The gorge area offers an up-close view of the rushing water from the falls.

Devil’s Hole State Park offers 300 feet of rock steps down the gorge, which connects to a mile-long trail along the river. There is a 2.5-mile route from Devil’s Hole to Whirlpool State Park, which allows hikers to see a great deal of the area.

On the descent down from Devil’s Hole, hikers can go off path to find a deep cave with graffiti written on the walls.

It offers a nice place to take a break, but a little bit of trail blazing is necessary.

There are legends about Devil’s Hole dating back to the 1700’s. There is said to be a group of 350 British Soldiers in 1763 that were stopping for lunch along the river, where Devils Hole sits today. While resting, members of the Seneca Indian Tribe invaded them and some were thrown off of the gorge edge, according to Crispell.

“The Seneca would actually force [European settlers] to go over the edge of the gorge,” Crispell said.

It was also said that Devils Hole got its name from a tribe that used the gorge as a hiding place during times of war.
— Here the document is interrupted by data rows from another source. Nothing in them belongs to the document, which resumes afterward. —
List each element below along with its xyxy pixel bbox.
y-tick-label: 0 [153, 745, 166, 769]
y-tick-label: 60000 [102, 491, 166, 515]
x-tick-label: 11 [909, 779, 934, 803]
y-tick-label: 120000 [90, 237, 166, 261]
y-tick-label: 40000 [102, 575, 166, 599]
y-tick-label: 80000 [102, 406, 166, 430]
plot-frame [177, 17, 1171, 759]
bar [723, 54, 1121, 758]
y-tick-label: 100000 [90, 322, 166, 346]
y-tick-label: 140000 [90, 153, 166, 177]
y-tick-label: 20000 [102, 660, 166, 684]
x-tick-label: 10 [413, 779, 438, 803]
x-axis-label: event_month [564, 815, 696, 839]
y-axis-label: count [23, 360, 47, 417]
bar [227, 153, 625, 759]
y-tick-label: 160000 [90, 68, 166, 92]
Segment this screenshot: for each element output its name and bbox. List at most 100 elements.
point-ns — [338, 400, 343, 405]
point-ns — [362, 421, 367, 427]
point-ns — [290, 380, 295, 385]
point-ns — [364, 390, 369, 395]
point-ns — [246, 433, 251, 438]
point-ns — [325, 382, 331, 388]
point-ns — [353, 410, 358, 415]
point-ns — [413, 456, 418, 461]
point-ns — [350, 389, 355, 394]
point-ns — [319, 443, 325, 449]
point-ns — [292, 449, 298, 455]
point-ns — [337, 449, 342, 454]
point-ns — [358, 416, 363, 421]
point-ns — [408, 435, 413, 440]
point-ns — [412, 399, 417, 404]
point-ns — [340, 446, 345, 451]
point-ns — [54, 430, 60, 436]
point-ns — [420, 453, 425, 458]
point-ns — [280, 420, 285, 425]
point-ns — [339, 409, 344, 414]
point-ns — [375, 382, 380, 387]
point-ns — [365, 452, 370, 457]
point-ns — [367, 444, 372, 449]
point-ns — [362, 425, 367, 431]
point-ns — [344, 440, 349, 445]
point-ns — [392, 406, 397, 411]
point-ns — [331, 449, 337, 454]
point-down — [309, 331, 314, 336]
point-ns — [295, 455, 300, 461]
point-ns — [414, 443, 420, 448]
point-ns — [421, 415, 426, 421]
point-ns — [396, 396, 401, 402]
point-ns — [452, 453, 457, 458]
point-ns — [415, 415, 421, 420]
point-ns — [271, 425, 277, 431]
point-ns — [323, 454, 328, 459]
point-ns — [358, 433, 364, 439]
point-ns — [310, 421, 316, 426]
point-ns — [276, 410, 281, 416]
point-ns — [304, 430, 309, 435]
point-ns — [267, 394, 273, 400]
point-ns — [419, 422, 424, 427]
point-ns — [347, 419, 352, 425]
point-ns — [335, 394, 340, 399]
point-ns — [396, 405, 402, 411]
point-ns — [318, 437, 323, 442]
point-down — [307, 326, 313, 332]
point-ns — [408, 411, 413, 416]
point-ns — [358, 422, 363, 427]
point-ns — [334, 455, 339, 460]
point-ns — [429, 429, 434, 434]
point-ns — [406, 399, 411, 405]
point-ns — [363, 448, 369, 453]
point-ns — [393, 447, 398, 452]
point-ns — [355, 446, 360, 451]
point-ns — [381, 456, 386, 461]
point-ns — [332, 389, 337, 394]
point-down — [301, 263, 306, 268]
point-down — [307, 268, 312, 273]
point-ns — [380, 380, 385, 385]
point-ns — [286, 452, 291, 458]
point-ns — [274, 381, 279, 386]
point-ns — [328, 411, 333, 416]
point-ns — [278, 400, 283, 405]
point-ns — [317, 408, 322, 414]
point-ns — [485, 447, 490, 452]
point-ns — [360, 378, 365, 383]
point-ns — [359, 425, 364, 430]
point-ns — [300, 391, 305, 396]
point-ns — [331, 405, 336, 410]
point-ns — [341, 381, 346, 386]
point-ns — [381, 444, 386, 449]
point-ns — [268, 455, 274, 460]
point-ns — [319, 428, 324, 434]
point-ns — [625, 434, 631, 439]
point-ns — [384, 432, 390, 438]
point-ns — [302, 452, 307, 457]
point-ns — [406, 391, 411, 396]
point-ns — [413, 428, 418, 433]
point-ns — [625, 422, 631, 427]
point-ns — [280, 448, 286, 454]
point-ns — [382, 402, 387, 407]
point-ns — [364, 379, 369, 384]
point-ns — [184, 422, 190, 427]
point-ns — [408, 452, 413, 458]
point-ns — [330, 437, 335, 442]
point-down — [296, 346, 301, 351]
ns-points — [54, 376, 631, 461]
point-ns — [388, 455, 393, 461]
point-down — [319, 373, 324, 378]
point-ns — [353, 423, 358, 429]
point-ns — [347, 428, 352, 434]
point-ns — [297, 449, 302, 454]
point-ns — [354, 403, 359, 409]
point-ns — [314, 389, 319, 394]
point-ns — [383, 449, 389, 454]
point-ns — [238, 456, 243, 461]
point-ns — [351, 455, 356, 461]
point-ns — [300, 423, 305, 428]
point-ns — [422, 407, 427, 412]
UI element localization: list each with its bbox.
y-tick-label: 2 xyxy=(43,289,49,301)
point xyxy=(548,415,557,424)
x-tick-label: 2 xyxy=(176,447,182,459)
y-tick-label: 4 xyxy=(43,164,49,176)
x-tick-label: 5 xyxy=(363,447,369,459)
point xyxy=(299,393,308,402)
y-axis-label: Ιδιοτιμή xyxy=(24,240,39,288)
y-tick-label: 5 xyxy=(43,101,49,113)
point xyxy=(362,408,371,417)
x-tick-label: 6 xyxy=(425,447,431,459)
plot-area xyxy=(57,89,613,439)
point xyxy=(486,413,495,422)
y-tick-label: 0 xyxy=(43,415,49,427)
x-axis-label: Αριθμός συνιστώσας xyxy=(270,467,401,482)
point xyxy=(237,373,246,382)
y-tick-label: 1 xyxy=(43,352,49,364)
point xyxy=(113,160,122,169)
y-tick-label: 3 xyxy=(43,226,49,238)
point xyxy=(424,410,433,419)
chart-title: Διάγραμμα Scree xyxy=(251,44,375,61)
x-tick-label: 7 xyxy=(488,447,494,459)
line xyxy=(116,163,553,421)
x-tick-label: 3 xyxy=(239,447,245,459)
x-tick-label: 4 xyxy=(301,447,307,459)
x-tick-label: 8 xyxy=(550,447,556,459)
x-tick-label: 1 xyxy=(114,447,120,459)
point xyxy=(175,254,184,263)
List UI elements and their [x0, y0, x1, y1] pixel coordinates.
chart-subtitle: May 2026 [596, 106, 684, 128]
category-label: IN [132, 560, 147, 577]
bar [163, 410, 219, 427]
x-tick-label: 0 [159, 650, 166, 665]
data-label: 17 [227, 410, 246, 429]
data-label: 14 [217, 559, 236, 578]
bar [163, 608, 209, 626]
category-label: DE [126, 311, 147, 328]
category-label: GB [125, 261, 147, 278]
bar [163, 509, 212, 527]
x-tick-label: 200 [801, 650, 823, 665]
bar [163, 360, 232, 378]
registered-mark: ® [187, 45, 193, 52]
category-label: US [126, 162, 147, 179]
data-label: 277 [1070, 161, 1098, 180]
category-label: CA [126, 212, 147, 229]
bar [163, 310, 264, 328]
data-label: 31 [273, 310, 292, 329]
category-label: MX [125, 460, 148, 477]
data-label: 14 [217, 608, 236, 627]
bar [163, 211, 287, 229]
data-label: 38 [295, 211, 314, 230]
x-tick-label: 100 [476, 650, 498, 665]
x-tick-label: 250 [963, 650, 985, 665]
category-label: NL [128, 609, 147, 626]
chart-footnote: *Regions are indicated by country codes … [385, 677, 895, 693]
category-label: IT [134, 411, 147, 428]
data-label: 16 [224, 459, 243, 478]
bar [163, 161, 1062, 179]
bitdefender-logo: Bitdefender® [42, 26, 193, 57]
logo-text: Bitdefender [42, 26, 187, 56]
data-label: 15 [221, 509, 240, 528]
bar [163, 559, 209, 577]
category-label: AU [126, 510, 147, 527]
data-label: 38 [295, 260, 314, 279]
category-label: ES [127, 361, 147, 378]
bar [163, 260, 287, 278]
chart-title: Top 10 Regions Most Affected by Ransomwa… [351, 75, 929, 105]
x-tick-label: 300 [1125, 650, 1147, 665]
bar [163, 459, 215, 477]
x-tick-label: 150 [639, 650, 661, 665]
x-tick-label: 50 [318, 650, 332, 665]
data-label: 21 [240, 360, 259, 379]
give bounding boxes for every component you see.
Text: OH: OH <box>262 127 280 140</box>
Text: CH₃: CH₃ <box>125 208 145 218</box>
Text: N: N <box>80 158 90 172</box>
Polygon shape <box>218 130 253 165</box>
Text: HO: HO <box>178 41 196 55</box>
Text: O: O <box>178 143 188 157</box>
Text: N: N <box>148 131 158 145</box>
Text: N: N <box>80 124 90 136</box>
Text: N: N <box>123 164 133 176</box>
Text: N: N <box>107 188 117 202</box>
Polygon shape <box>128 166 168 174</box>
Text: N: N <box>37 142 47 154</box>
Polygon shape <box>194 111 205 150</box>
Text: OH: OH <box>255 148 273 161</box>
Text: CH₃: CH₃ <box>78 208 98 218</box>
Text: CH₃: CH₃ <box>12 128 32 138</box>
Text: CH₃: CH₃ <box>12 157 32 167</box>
They wouldn’t want people finding out about their hiding place so they would kill anyone who entered the gorge at that point.

“Rumor has it that this area is haunted,” Crispell said.

The 400-step descent is worth it to see the rushing blue water and depending on when you go, you may be able to see a Jet Boat Tour, which flies upstream.

Whirlpool State Park is located south of Devils Hole and offers a similar hike to the waters edge, but the waterfront is where the two places differ.

Niagara Falls water empties out and forms this circular pool within the river. As the water enters the pool it causes what looks like a whirlpool.

“It’s a really beautiful view going down and once you get down you can go left or right. I would not suggest going straight because there are class six rapids,” Crispell said. “Stay away from the edge because there are water surges that can surge up to 10 feet. You could get washed away so stay away from waters edge, that is a warning.”

According to an article by The Buffalo News, the stairs down to the whirlpool have been recently renovated making the steps down a bit safer for less experienced hikers.

Hiking the gorge would give UB much needed points to push the university to the top 10 most outdoorsy schools in the competition.